Garment factory workers check clothing for defects at a factory in Phnom Penh’s Sen Sok district
Garment factory workers check clothing for defects at a factory in Phnom Penh’s Sen Sok district last month. Hong Menea

Garment exports up, margins down

Despite concerns that political uncertainty would be a drag on the economy, Cambodia’s garment exports continued on an upward trend in the first nine months of the year, the latest data show.

Though volume increased, factory profit margins were squeezed due to labour disputes and demands for higher wages, according to the Garment Manufacturers Association in Cambodia (GMAC).

Cambodia’s garment and footwear exports were worth $4.1 billion in the first nine months this year, a rise of 22 per cent from the $3.44 billion amount in the nine months through September 2012, the Ministry of Commerce said yesterday.

The numbers came as something of a surprise following months of election-related tension.

After Cambodia’s disputed poll in July, many garment workers were scared to return to factories because of rumours that the country was on the brink of violence.
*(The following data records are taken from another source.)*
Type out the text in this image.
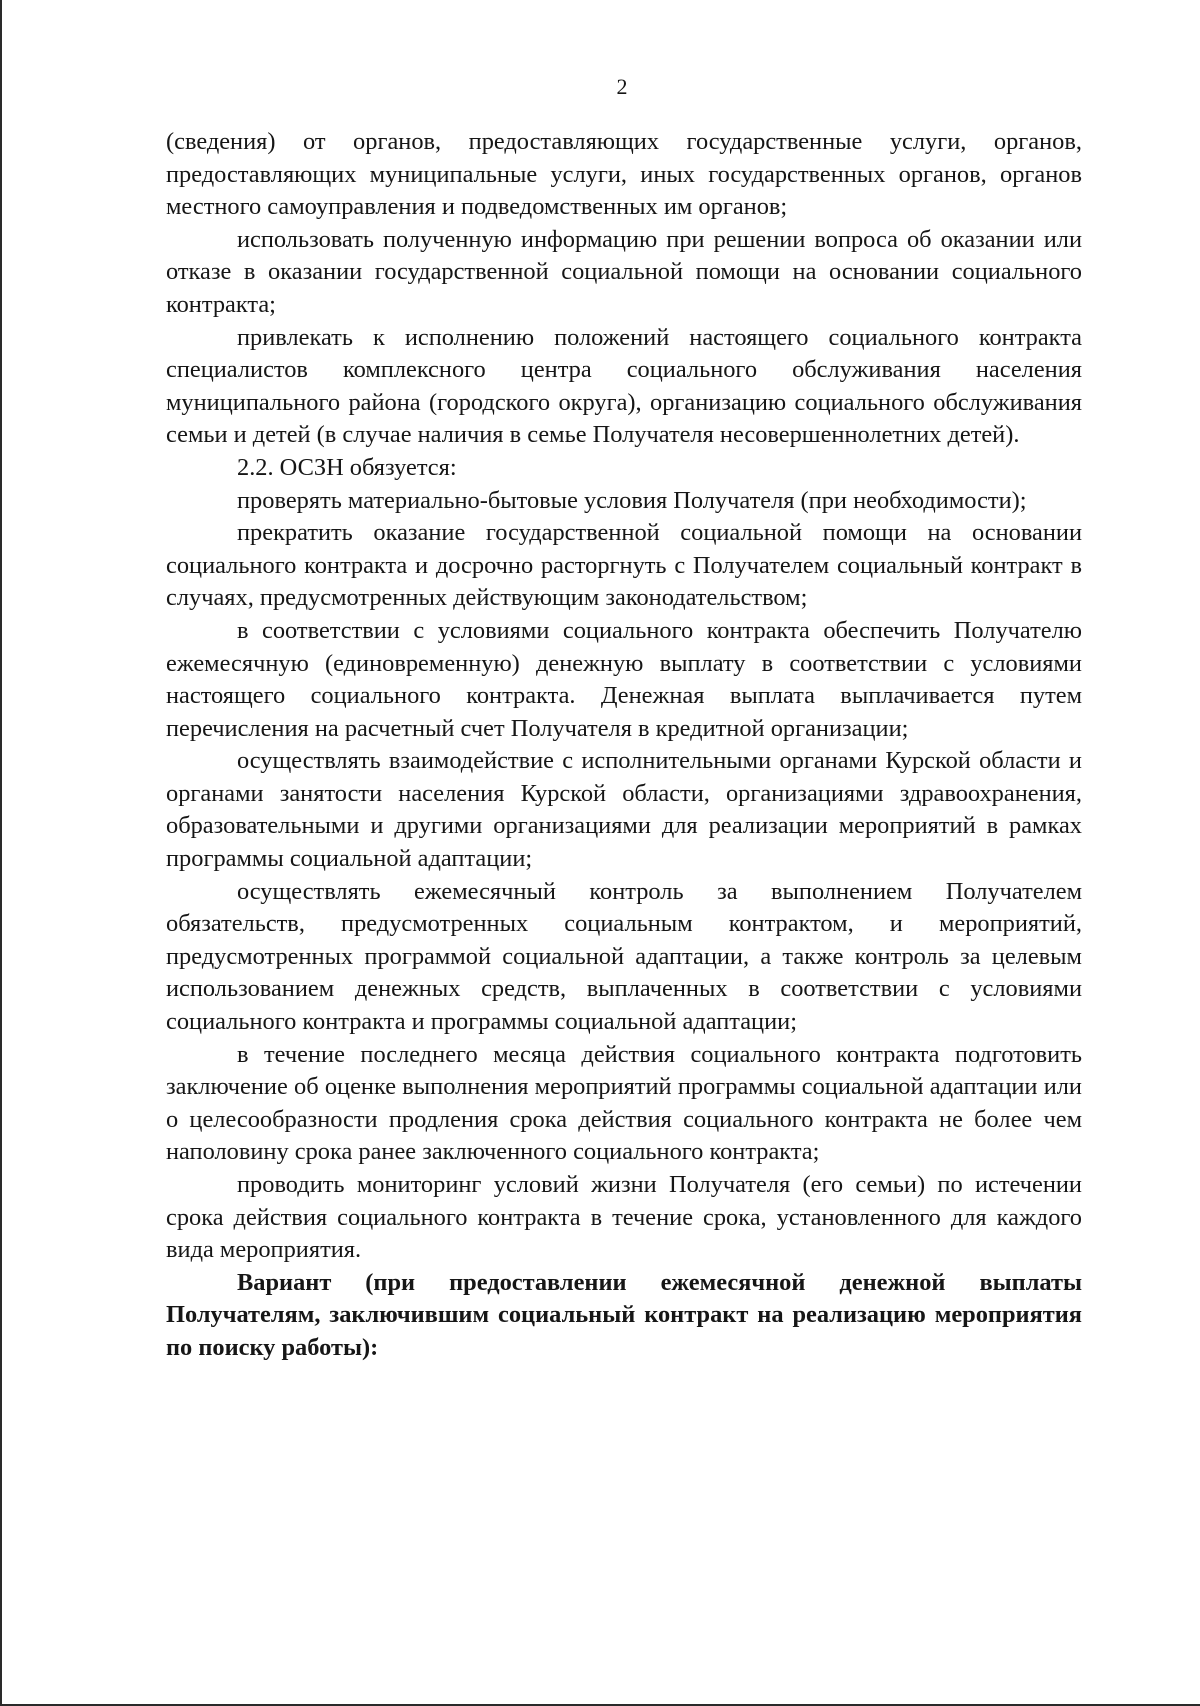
2

(сведения) от органов, предоставляющих государственные услуги, органов, предоставляющих муниципальные услуги, иных государственных органов, органов местного самоуправления и подведомственных им органов;

использовать полученную информацию при решении вопроса об оказании или отказе в оказании государственной социальной помощи на основании социального контракта;

привлекать к исполнению положений настоящего социального контракта специалистов комплексного центра социального обслуживания населения муниципального района (городского округа), организацию социального обслуживания семьи и детей (в случае наличия в семье Получателя несовершеннолетних детей).

2.2. ОСЗН обязуется:

проверять материально-бытовые условия Получателя (при необходимости);

прекратить оказание государственной социальной помощи на основании социального контракта и досрочно расторгнуть с Получателем социальный контракт в случаях, предусмотренных действующим законодательством;

в соответствии с условиями социального контракта обеспечить Получателю ежемесячную (единовременную) денежную выплату в соответствии с условиями настоящего социального контракта. Денежная выплата выплачивается путем перечисления на расчетный счет Получателя в кредитной организации;

осуществлять взаимодействие с исполнительными органами Курской области и органами занятости населения Курской области, организациями здравоохранения, образовательными и другими организациями для реализации мероприятий в рамках программы социальной адаптации;

осуществлять ежемесячный контроль за выполнением Получателем обязательств, предусмотренных социальным контрактом, и мероприятий, предусмотренных программой социальной адаптации, а также контроль за целевым использованием денежных средств, выплаченных в соответствии с условиями социального контракта и программы социальной адаптации;

в течение последнего месяца действия социального контракта подготовить заключение об оценке выполнения мероприятий программы социальной адаптации или о целесообразности продления срока действия социального контракта не более чем наполовину срока ранее заключенного социального контракта;

проводить мониторинг условий жизни Получателя (его семьи) по истечении срока действия социального контракта в течение срока, установленного для каждого вида мероприятия.

Вариант (при предоставлении ежемесячной денежной выплаты Получателям, заключившим социальный контракт на реализацию мероприятия по поиску работы):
But the tense atmosphere did not keep workers away long enough to make a dent.

The real impact, GMAC says, came in the form of labour demonstrations over unpaid wages, and gripes with management.

An ongoing strike at one of the biggest factories in the country, SL Garment Processing (Cambodia), had cost the company more than $1 million since the latest round of demonstrations began on August 12, according to the management.

International brands H&M and Gap reduced their orders, and Levi’s stopped buying from SL in August.

But Ath Thorn, president of the Coalition of Cambodian Apparel Workers Democratic Union, dismissed GMAC’s suggestion that workers were responsible for lower profits, and said labour demonstrations were too few and far between to have a serious impact.

Thorn attributed any income increase to workers having to do more overtime, and says that a raise in exports can be attributed to enhanced worker output.

“The amount they [employer] pay to worker is increased, and at the same time they get higher quantity too,” he said.

According to GMAC, the US is the biggest market for Cambodian garments and textile products, with imports worth about $1.21 billion in the first nine months, or about 30 per cent of market share. The US is followed by Europe, Canada and Japan.

Hing Thoraxy, senior researcher at the Cambodia Institute for Cooperation and Peace, said that the increasing number of garment exports reflects improved economic conditions in Cambodia and in its
export markets.

Thoraxy added that while output is strong, more is needed to diversify and enhance production levels.

“We need to shift from simple T-shirts to produce more complicated products such as coats and shirts with embroidery, to add value to the product,” he said.